I’m considering studying law but worry that I’m not outgoing.
Internships and volunteering will help you figure it out, says our elder. And take it from me: you can improve your confidence!
Hi, I am currently in the sixth form (I am 17 years old) next year I will start applying for universities (college if this is an American site) and I do not know what pathway to take. Currently, I am studying history, English literature and religious education and philosophy. I am interested in law but I feel like I was a bit pressured by my father to be interested in becoming a judge but I know that is so much effort. I am not really an outgoing person at first therefore not very confident but I feel like I am still interested in human justice. I would like to become a prosecutor or a teacher but I want a well-paid job.
Thank you for your letter.
Many young people don’t know what they want to pursue so you are fortunate to know that you’d like to investigate the areas you mentioned. One thing I would recommend is to try the career that you think you will be happiest in first. Within reason, I’ve found that being happy in your work is much more important than how much money you make. I’ve known many people over the years that were prosperous and miserable. Make sure that you at least reasonably enjoy your work. We all spend much of our life there. Also, I would suggest making a list of these potential careers you might want to explore. Think through the pros and cons of each and list them on a spreadsheet. In my experience, writing this kind of analysis down helped to give me clarity on which way to move forward.
As for university consideration, here in the USA, the first two years are primarily made up of basic required courses that aren’t necessarily related to your ‘major’. If this is similar in the UK, I’d recommend looking into either a community or junior college (two-year college) first due to its affordability, or a specific university that specializes in your first choice for a major.
As you progress at the university, if possible, sign up for an internship.
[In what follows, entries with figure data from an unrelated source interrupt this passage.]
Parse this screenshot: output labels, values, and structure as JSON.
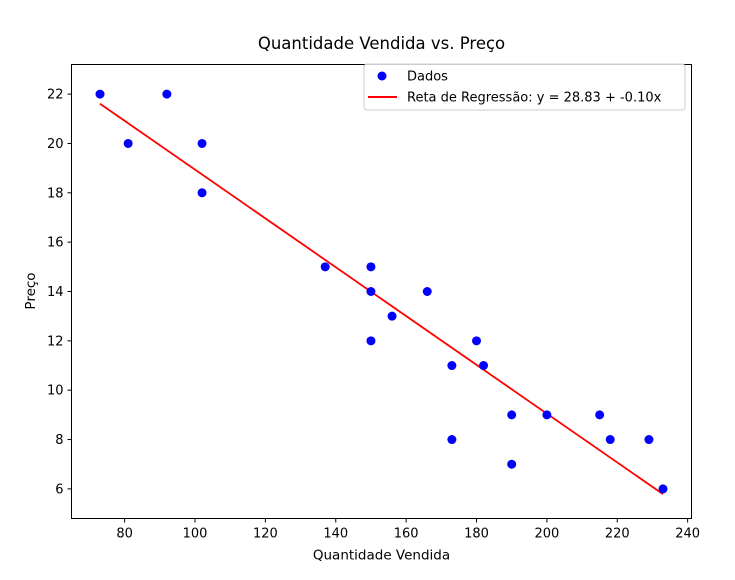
{
  "chart_data": {
    "type": "scatter",
    "title": "Quantidade Vendida vs. Preço",
    "xlabel": "Quantidade Vendida",
    "ylabel": "Preço",
    "xlim": [
      64.9,
      241.1
    ],
    "ylim": [
      4.8,
      23.2
    ],
    "xticks": [
      80,
      100,
      120,
      140,
      160,
      180,
      200,
      220,
      240
    ],
    "yticks": [
      6,
      8,
      10,
      12,
      14,
      16,
      18,
      20,
      22
    ],
    "grid": false,
    "legend_position": "top-right",
    "series": [
      {
        "name": "Dados",
        "kind": "scatter",
        "color": "#0000ff",
        "points": [
          {
            "x": 73,
            "y": 22
          },
          {
            "x": 81,
            "y": 20
          },
          {
            "x": 92,
            "y": 22
          },
          {
            "x": 102,
            "y": 20
          },
          {
            "x": 102,
            "y": 18
          },
          {
            "x": 137,
            "y": 15
          },
          {
            "x": 150,
            "y": 15
          },
          {
            "x": 150,
            "y": 14
          },
          {
            "x": 150,
            "y": 12
          },
          {
            "x": 156,
            "y": 13
          },
          {
            "x": 166,
            "y": 14
          },
          {
            "x": 173,
            "y": 11
          },
          {
            "x": 173,
            "y": 8
          },
          {
            "x": 180,
            "y": 12
          },
          {
            "x": 182,
            "y": 11
          },
          {
            "x": 190,
            "y": 9
          },
          {
            "x": 190,
            "y": 7
          },
          {
            "x": 200,
            "y": 9
          },
          {
            "x": 215,
            "y": 9
          },
          {
            "x": 218,
            "y": 8
          },
          {
            "x": 229,
            "y": 8
          },
          {
            "x": 233,
            "y": 6
          }
        ]
      },
      {
        "name": "Reta de Regressão: y = 28.83 + -0.10x",
        "kind": "line",
        "color": "#ff0000",
        "intercept": 28.83,
        "slope": -0.0989,
        "x_range": [
          73,
          233
        ]
      }
    ]
  }
}
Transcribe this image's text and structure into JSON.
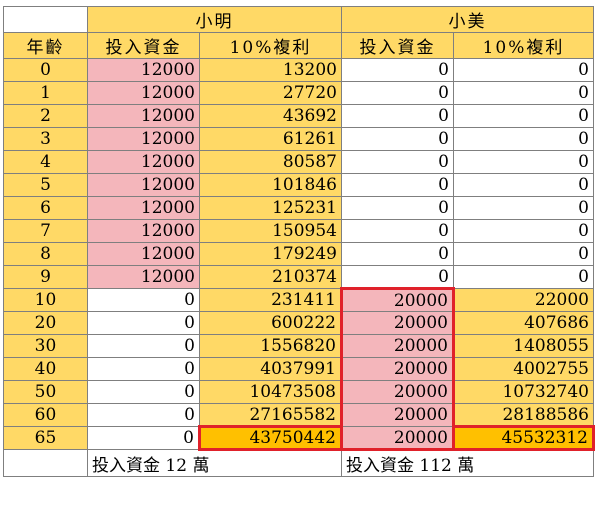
{
  "header": {
    "group_a": "小明",
    "group_b": "小美",
    "col_age": "年齡",
    "col_invest_a": "投入資金",
    "col_rate_a": "10%複利",
    "col_invest_b": "投入資金",
    "col_rate_b": "10%複利"
  },
  "rows": [
    {
      "age": "0",
      "a_invest": "12000",
      "a_value": "13200",
      "b_invest": "0",
      "b_value": "0"
    },
    {
      "age": "1",
      "a_invest": "12000",
      "a_value": "27720",
      "b_invest": "0",
      "b_value": "0"
    },
    {
      "age": "2",
      "a_invest": "12000",
      "a_value": "43692",
      "b_invest": "0",
      "b_value": "0"
    },
    {
      "age": "3",
      "a_invest": "12000",
      "a_value": "61261",
      "b_invest": "0",
      "b_value": "0"
    },
    {
      "age": "4",
      "a_invest": "12000",
      "a_value": "80587",
      "b_invest": "0",
      "b_value": "0"
    },
    {
      "age": "5",
      "a_invest": "12000",
      "a_value": "101846",
      "b_invest": "0",
      "b_value": "0"
    },
    {
      "age": "6",
      "a_invest": "12000",
      "a_value": "125231",
      "b_invest": "0",
      "b_value": "0"
    },
    {
      "age": "7",
      "a_invest": "12000",
      "a_value": "150954",
      "b_invest": "0",
      "b_value": "0"
    },
    {
      "age": "8",
      "a_invest": "12000",
      "a_value": "179249",
      "b_invest": "0",
      "b_value": "0"
    },
    {
      "age": "9",
      "a_invest": "12000",
      "a_value": "210374",
      "b_invest": "0",
      "b_value": "0"
    },
    {
      "age": "10",
      "a_invest": "0",
      "a_value": "231411",
      "b_invest": "20000",
      "b_value": "22000"
    },
    {
      "age": "20",
      "a_invest": "0",
      "a_value": "600222",
      "b_invest": "20000",
      "b_value": "407686"
    },
    {
      "age": "30",
      "a_invest": "0",
      "a_value": "1556820",
      "b_invest": "20000",
      "b_value": "1408055"
    },
    {
      "age": "40",
      "a_invest": "0",
      "a_value": "4037991",
      "b_invest": "20000",
      "b_value": "4002755"
    },
    {
      "age": "50",
      "a_invest": "0",
      "a_value": "10473508",
      "b_invest": "20000",
      "b_value": "10732740"
    },
    {
      "age": "60",
      "a_invest": "0",
      "a_value": "27165582",
      "b_invest": "20000",
      "b_value": "28188586"
    },
    {
      "age": "65",
      "a_invest": "0",
      "a_value": "43750442",
      "b_invest": "20000",
      "b_value": "45532312"
    }
  ],
  "footer": {
    "a_total": "投入資金 12 萬",
    "b_total": "投入資金 112 萬"
  },
  "colors": {
    "header_yellow": "#ffd966",
    "invest_pink": "#f4b6bb",
    "highlight_gold": "#ffc000",
    "outline_red": "#e0212a"
  }
}
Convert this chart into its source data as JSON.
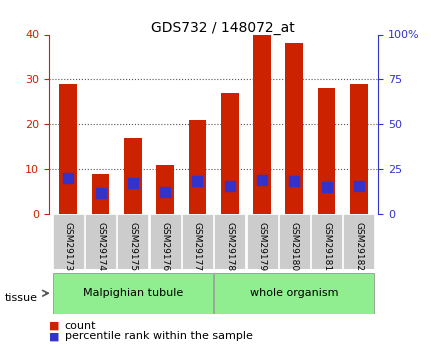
{
  "title": "GDS732 / 148072_at",
  "categories": [
    "GSM29173",
    "GSM29174",
    "GSM29175",
    "GSM29176",
    "GSM29177",
    "GSM29178",
    "GSM29179",
    "GSM29180",
    "GSM29181",
    "GSM29182"
  ],
  "counts": [
    29,
    9,
    17,
    11,
    21,
    27,
    40,
    38,
    28,
    29
  ],
  "percentiles": [
    20,
    11.5,
    17,
    12,
    18.5,
    15.5,
    19,
    18.5,
    15,
    15.5
  ],
  "tissue_groups": [
    {
      "label": "Malpighian tubule",
      "start": 0,
      "end": 5,
      "color": "#90EE90"
    },
    {
      "label": "whole organism",
      "start": 5,
      "end": 10,
      "color": "#90EE90"
    }
  ],
  "left_ylim": [
    0,
    40
  ],
  "right_ylim": [
    0,
    100
  ],
  "left_yticks": [
    0,
    10,
    20,
    30,
    40
  ],
  "right_yticks": [
    0,
    25,
    50,
    75,
    100
  ],
  "right_yticklabels": [
    "0",
    "25",
    "50",
    "75",
    "100%"
  ],
  "bar_color": "#cc2200",
  "dot_color": "#3333cc",
  "grid_color": "#555555",
  "bg_color": "#ffffff",
  "tick_bg": "#cccccc",
  "left_axis_color": "#cc2200",
  "right_axis_color": "#3333cc"
}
This is not only good experience to help assure you that you’ve chosen a field that you’ll enjoy, but many times provides an opportunity for employment in the future.
I would encourage you to volunteer for a leadership role in a school organization. It’s not only a great experience, but you can add it to your resume which has the potential, among your other qualifications, to open doors that can lead to a better position.
As for shyness and confidence, I faced similar issues. To help remedy this, I realized that an important area for confidence is communication. Throughout school, I hated speech classes. In college, I struggled through it and when I finished, I thought ‘great, I’m done with that’. Then I found myself in the workplace, and it didn’t take long to realize that to make some kind of a decent life for myself, I needed to take on a leadership role and improve my verbal communication skills to groups. As much as I disliked speech class in college, I realized I wasn’t going to get much better on my own, so I joined a Toastmasters club and learned new skills. Through hard work and practicing in a non-threatening environment, I got much better over time and my confidence grew simultaneously. You may want to consider something like this longer term.